Although this study offers insight into the current management of complex renal cysts in Canada, it is not devoid of limitations. First, the results are based on Canadian urologists’ perceptions, and the identified criteria for initiation and discontinuation of active surveillance have never been properly studied. Therefore, the reported use of active surveillance may not necessarily be generalized to all clinicians’ real-life practice. The reported patterns of active surveillance may provide a starting point for future studies, but criteria need to be validated before being applied in clinical practice. Second, there might be a selection bias in our cohort, as urologists interested in active surveillance of complex cysts may have responded to the survey more readily.

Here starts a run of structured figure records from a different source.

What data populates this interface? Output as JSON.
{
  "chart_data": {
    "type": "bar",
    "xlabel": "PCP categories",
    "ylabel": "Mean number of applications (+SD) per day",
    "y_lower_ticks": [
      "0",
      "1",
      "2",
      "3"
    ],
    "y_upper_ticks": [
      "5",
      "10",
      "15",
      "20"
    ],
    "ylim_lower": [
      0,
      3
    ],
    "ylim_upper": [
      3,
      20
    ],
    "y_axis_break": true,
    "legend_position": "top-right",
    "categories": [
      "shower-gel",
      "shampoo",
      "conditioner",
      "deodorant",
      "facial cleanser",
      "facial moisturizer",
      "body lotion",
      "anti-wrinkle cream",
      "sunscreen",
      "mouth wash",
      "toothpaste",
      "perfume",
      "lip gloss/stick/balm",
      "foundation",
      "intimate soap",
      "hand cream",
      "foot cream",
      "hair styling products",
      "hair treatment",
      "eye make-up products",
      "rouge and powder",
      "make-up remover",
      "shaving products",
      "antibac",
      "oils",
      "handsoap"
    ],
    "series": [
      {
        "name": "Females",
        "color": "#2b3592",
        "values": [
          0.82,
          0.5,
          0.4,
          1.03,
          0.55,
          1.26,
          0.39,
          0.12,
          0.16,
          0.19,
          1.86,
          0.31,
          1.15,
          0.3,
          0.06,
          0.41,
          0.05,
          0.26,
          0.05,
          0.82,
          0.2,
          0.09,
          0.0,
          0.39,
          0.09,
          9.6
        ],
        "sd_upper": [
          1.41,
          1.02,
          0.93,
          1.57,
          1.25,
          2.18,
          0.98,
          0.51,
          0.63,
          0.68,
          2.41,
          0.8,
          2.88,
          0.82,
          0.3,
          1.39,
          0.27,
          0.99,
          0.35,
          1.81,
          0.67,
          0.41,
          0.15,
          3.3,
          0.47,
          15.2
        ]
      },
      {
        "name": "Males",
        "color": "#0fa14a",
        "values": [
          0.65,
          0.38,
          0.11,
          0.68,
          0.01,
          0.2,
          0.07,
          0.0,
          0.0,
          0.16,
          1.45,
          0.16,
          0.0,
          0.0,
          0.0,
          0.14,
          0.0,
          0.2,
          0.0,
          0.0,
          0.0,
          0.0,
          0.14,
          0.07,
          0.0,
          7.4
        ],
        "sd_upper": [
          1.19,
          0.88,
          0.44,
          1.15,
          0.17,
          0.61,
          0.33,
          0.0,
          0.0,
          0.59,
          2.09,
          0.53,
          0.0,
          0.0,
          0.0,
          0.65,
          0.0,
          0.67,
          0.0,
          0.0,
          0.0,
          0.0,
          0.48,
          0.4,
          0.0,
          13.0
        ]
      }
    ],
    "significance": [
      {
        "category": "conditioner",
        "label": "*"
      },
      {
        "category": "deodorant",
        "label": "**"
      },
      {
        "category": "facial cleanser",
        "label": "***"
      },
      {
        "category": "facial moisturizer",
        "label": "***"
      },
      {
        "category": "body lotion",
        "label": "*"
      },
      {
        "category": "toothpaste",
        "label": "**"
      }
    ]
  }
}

On the other hand, the study carries several strengths. First, the survey was pilot tested and validated by 20 experts in the field of urology. Second, the response rate to this survey was 24%, which is similar, and even higher than in other Canadian urology surveys [25, 26]. Third, this study was designed, conducted and reported according to appropriate recommendations for survey research [19, 20]. Most of the questions were structured in a closed format (binary, ordinal, nominal) in order to lower the bias of the responses.

Conclusions

This study supports that, despite the lack of high-quality evidence, many Canadian urologists offer active surveillance as an option to patients with complex renal cysts, especially if they have a Bosniak III cyst. However, the lack of sufficient data or guidelines on safety seems to prevent widespread adoption of active surveillance. Prospective studies should be conducted to provide evidence on the oncologic safety, benefits, harms, cost, eligibility criteria, and guidelines for the discontinuation of active surveillance in the management of Bosniak III and IV cysts.